A second reason I gained weight was I fell into the trap of believing I couldn’t lose weight while on anti-psych medication. Many anti-psych medications have weight gain as one of their most prominent side effects. Noticing I was at a very unhealthy weight even as far back as early 2007, I went off my medications in an attempt to lose weight. Real bad idea. I had a relapse after being off medications for three months. Whatever weight I lost in that time off the medications was gained back and more.
Finally about the summer of 2013, I’m guessing, my general practitioner told me that I would have major health problems, including diabetes, heart issues, and probably even early death if I didn’t do a complete change of my eating habits and physical activity. That gave me an incentive to at least attempt to lose weight while on anti-psych medications. My options at that point were to either keep blaming the weight gain on my psych meds and wait for an inevitable disaster perhaps only a few years in the future, or I could get more active and accept responsibility for my physical health with the same dedication I took to getting my mental health managed. I guess my decision to lose weight came down to the persistent thought that my well managed mental health conditions would not matter if my physical health deteriorated.

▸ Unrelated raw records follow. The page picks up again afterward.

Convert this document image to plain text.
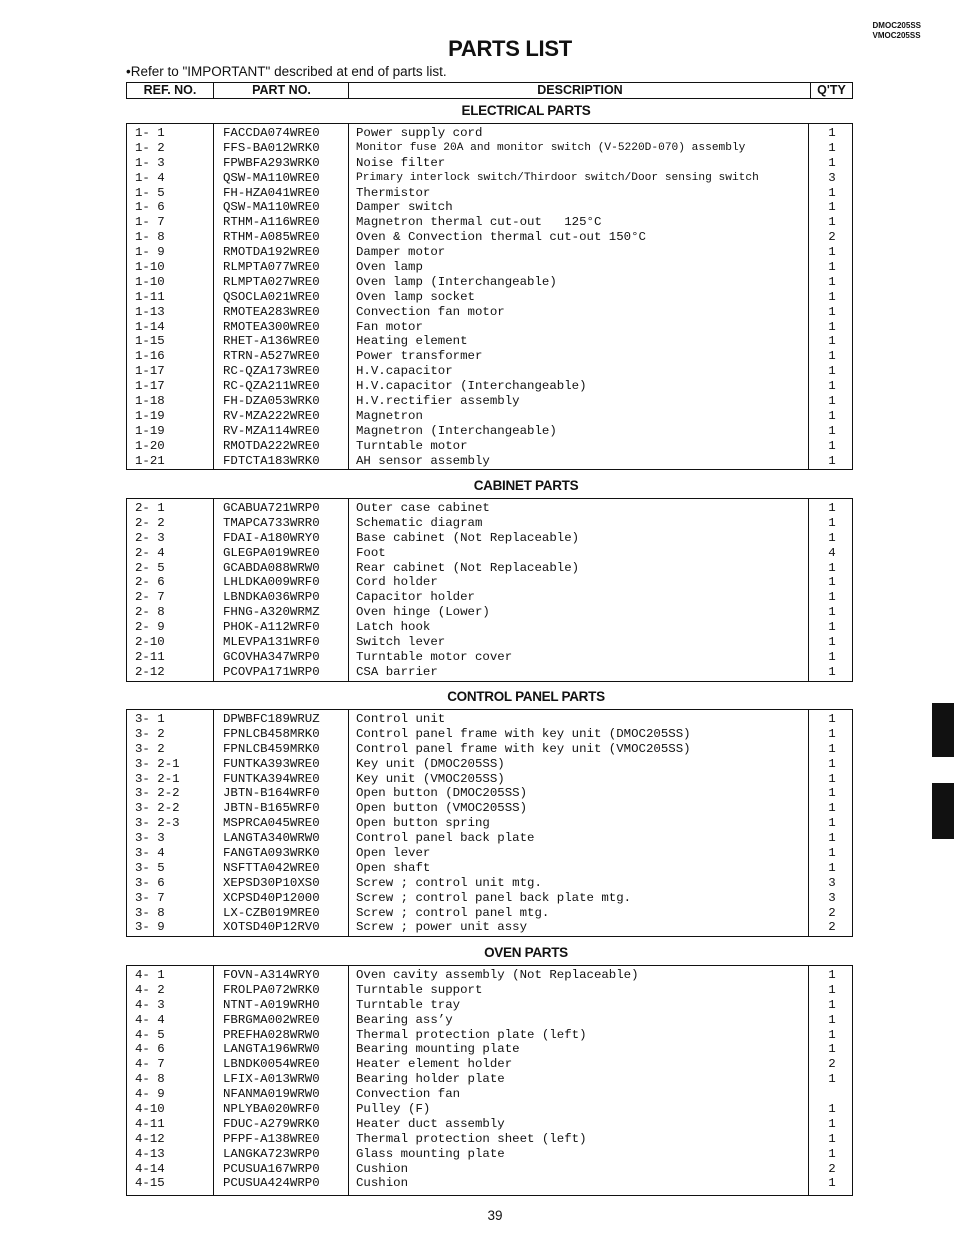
DMOC205SS
VMOC205SS
PARTS LIST
•Refer to "IMPORTANT" described at end of parts list.
REF. NO.	PART NO.	DESCRIPTION	Q'TY
ELECTRICAL PARTS
1- 1	FACCDA074WRE0	Power supply cord	1
1- 2	FFS-BA012WRK0	Monitor fuse 20A and monitor switch (V-5220D-070) assembly	1
1- 3	FPWBFA293WRK0	Noise filter	1
1- 4	QSW-MA110WRE0	Primary interlock switch/Thirdoor switch/Door sensing switch	3
1- 5	FH-HZA041WRE0	Thermistor	1
1- 6	QSW-MA110WRE0	Damper switch	1
1- 7	RTHM-A116WRE0	Magnetron thermal cut-out   125°C	1
1- 8	RTHM-A085WRE0	Oven & Convection thermal cut-out 150°C	2
1- 9	RMOTDA192WRE0	Damper motor	1
1-10	RLMPTA077WRE0	Oven lamp	1
1-10	RLMPTA027WRE0	Oven lamp (Interchangeable)	1
1-11	QSOCLA021WRE0	Oven lamp socket	1
1-13	RMOTEA283WRE0	Convection fan motor	1
1-14	RMOTEA300WRE0	Fan motor	1
1-15	RHET-A136WRE0	Heating element	1
1-16	RTRN-A527WRE0	Power transformer	1
1-17	RC-QZA173WRE0	H.V.capacitor	1
1-17	RC-QZA211WRE0	H.V.capacitor (Interchangeable)	1
1-18	FH-DZA053WRK0	H.V.rectifier assembly	1
1-19	RV-MZA222WRE0	Magnetron	1
1-19	RV-MZA114WRE0	Magnetron (Interchangeable)	1
1-20	RMOTDA222WRE0	Turntable motor	1
1-21	FDTCTA183WRK0	AH sensor assembly	1
CABINET PARTS
2- 1	GCABUA721WRP0	Outer case cabinet	1
2- 2	TMAPCA733WRR0	Schematic diagram	1
2- 3	FDAI-A180WRY0	Base cabinet (Not Replaceable)	1
2- 4	GLEGPA019WRE0	Foot	4
2- 5	GCABDA088WRW0	Rear cabinet (Not Replaceable)	1
2- 6	LHLDKA009WRF0	Cord holder	1
2- 7	LBNDKA036WRP0	Capacitor holder	1
2- 8	FHNG-A320WRMZ	Oven hinge (Lower)	1
2- 9	PHOK-A112WRF0	Latch hook	1
2-10	MLEVPA131WRF0	Switch lever	1
2-11	GCOVHA347WRP0	Turntable motor cover	1
2-12	PCOVPA171WRP0	CSA barrier	1
CONTROL PANEL PARTS
3- 1	DPWBFC189WRUZ	Control unit	1
3- 2	FPNLCB458MRK0	Control panel frame with key unit (DMOC205SS)	1
3- 2	FPNLCB459MRK0	Control panel frame with key unit (VMOC205SS)	1
3- 2-1	FUNTKA393WRE0	Key unit (DMOC205SS)	1
3- 2-1	FUNTKA394WRE0	Key unit (VMOC205SS)	1
3- 2-2	JBTN-B164WRF0	Open button (DMOC205SS)	1
3- 2-2	JBTN-B165WRF0	Open button (VMOC205SS)	1
3- 2-3	MSPRCA045WRE0	Open button spring	1
3- 3	LANGTA340WRW0	Control panel back plate	1
3- 4	FANGTA093WRK0	Open lever	1
3- 5	NSFTTA042WRE0	Open shaft	1
3- 6	XEPSD30P10XS0	Screw ; control unit mtg.	3
3- 7	XCPSD40P12000	Screw ; control panel back plate mtg.	3
3- 8	LX-CZB019MRE0	Screw ; control panel mtg.	2
3- 9	XOTSD40P12RV0	Screw ; power unit assy	2
OVEN PARTS
4- 1	FOVN-A314WRY0	Oven cavity assembly (Not Replaceable)	1
4- 2	FROLPA072WRK0	Turntable support	1
4- 3	NTNT-A019WRH0	Turntable tray	1
4- 4	FBRGMA002WRE0	Bearing ass’y	1
4- 5	PREFHA028WRW0	Thermal protection plate (left)	1
4- 6	LANGTA196WRW0	Bearing mounting plate	1
4- 7	LBNDK0054WRE0	Heater element holder	2
4- 8	LFIX-A013WRW0	Bearing holder plate	1
4- 9	NFANMA019WRW0	Convection fan
4-10	NPLYBA020WRF0	Pulley (F)	1
4-11	FDUC-A279WRK0	Heater duct assembly	1
4-12	PFPF-A138WRE0	Thermal protection sheet (left)	1
4-13	LANGKA723WRP0	Glass mounting plate	1
4-14	PCUSUA167WRP0	Cushion	2
4-15	PCUSUA424WRP0	Cushion	1
39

My first efforts to lose weight were not entirely successful. Beginning to exercise wasn’t much of a problem as I had the idea of dealing with diabetes, heart disease, and a mental illness all at the same time to keep me walking at least four to five days per week. It was the adjusting my eating habits that was the major issue. I would lose weight some weeks. Other weeks I would not lose and often actually gain. This went on until about April 2014.
After several months of exercise and learning all I could find about good nutrition on a small budget, I reexamined everything I was doing. Every thing checked out just fine. I even changed some of my psych medications at my psych doctor’s recommendation. I finally decided to track everything I was eating for at least a few days. It took only one day to figure out exactly how much I was eating on an average day. That was an attention grabber. I figured out how much I was eating and how much I was burning off through physical activity. I could see that on even average days I was taking in more calories than I was burning off. I found out why I wasn’t losing weight as easily as I wanted. It wasn’t the psych medications causing it all alone. It was that I had no idea how much I was actually eating.
Once I figured this out, I committed to tracking everything I ate every day. I was able to do this though tools and trackers with a free account at wedmd.com. I just type in what I eat, how much of a food I eat, and how much exercise I do. I had to do this everyday for at least the first two to three months every day. Once I knew how much I was eating everyday as well as how much I was exercising everyday and was recording it, that is when the weight starting coming off. Since I started tracking everything I ate and all exercise I did I’ve lost over 45 pounds. I’ve been doing this tracking since the middle of April 2014, so I’ve been doing this for right at five months. I’m sure that for those who wish to have a diet and exercise tracking app for a SmartPhone or an iPod there are several good apps available that don’t cost anything.
Weight loss while on anti-psychcotic medications is possible. It can be done. Like anyone else trying to lose weight, it takes a lot of work, a lot of discipline, and it takes time. I suppose I have the thoughts of where I once was, where I’m at now, how much better I feel now than even six months ago, and where I can and want to be as motivators.